Rezension – Das Honigmädchen

Autorin: Claudia Winter

Titel: Das Honigmädchen

Genre: Roman

Version: eBook, Taschenbuch, Hörbuch

erschienen: 18. März 2019

Seiten: 448

Altersempfehlung: Erwachsene

Verlag: Goldmann Verlag

Über die Autorin:
Claudia Winter, geboren 1973, ist Sozialpädagogin und schreibt schon seit ihrer Kindheit Gedichte und Kurzgeschichten. Als Tochter gehörloser Eltern lernte sie bereits mit vier Jahren Lesen und Schreiben, gefördert von ihrem Vater. Neben ihren bisher im Goldmann Verlag erschienenen Büchern hat sie weitere Romane sowie diverse Kurzgeschichten in Anthologien veröffentlicht. Die Autorin lebt mit ihrem Ehemann und dem Labrador Luka in einem kleinen Dorf nahe Limburg an der Lahn.

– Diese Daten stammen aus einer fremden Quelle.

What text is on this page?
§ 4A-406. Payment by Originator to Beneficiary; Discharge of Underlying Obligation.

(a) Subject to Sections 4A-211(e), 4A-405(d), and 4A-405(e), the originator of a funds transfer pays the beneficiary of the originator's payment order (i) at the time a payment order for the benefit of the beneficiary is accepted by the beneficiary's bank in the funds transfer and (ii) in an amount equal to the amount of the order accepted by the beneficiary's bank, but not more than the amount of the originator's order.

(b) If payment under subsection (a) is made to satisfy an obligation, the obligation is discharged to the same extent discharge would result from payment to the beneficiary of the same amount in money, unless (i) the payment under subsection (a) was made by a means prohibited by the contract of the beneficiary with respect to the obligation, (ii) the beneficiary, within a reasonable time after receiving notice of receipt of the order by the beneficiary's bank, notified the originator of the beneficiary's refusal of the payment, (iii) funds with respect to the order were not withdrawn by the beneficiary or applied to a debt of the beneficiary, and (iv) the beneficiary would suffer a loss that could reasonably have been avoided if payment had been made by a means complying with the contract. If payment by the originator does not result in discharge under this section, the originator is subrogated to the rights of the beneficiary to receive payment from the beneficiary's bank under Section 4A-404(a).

Kurzbeschreibung, übernommen:
Die allein erziehende Camilla kämpft an allen Fronten: Täglich muss sie sich im väterlichen Delikatessenhandel beweisen, während ihre fünfzehnjährige Tochter Marie gegen sie rebelliert. Und dann wird sie auch noch nach Südfrankreich geschickt, um mit einer Honigmanufaktur zu verhandeln – im Gepäck das tobende Mädchen und ihren nervtötenden Nachbarn, der sich ihnen spontan angeschlossen hat. Kein Wunder, dass sich das pittoreske Bergdorf Loursacq zunächst als wenig heilsam für die angespannten Gemüter erweist. Doch Camilla krempelt die Ärmel hoch – und lernt zwischen Tomatenstauden, Rebstöcken und Olivenbäumen, dass die guten Dinge im Leben erst dann auf zarten Flügeln herbeifliegen, wenn man bereit für sie ist …

Meine Meinung:
Wenn ich erst einmal eine Autorin gefunden habe, deren Bücher mich begeistern, dann warte ich natürlich immer sehr auf das nächste Buch. Nun hatte ich endlich \“Das Honigmädchen\“ in der Hand und freute mich darauf, es zu lesen.
Zunächst lernte ich Camilla und ihre Tochter Marie kennen, sowie deren Nachbar. Alle drei befanden sich auf einmal gemeinsam auf dem Weg nach Südfrankreich. Natürlich verrate ich hier jetzt nicht, wie es dazu gekommen ist, diese lustige Geschichte soll jeder selber lesen. Wobei, ich war diejenige, die das lustig fand, Camilla war da etwas anderer Meinung.
Mir hat es auf jeden Fall gefallen, alle zu begleiten, dadurch lernte ich weitere liebenswerte Personen kennen und habe sehr viel über Bienen erfahren können. Aber nicht nur darüber, auch einiges über Ereignisse aus der Vergangenheit der deutsch-französischen Geschichte, außerdem über Vertrauen und Freundschaften.
Claudia Winter hat es also ein weiteres Mal geschafft und mich mit ihrem Buch begeistern können. Ich finde es toll, dass sie immer wieder interessante und aktuelle Themen in ihre Geschichten einfließen lässt. Sie hat lustige Szenen ebenso wie nachdenklich machende eingebaut. Eine gelungene Mischung und vor allem merke ich, dass sie sehr gut recherchiert hat.

Fazit:
Ein unterhaltsames Buch, das Leser begeistern wird. Bei mir war es der Fall und deshalb empfehle ich es sehr gerne weiter.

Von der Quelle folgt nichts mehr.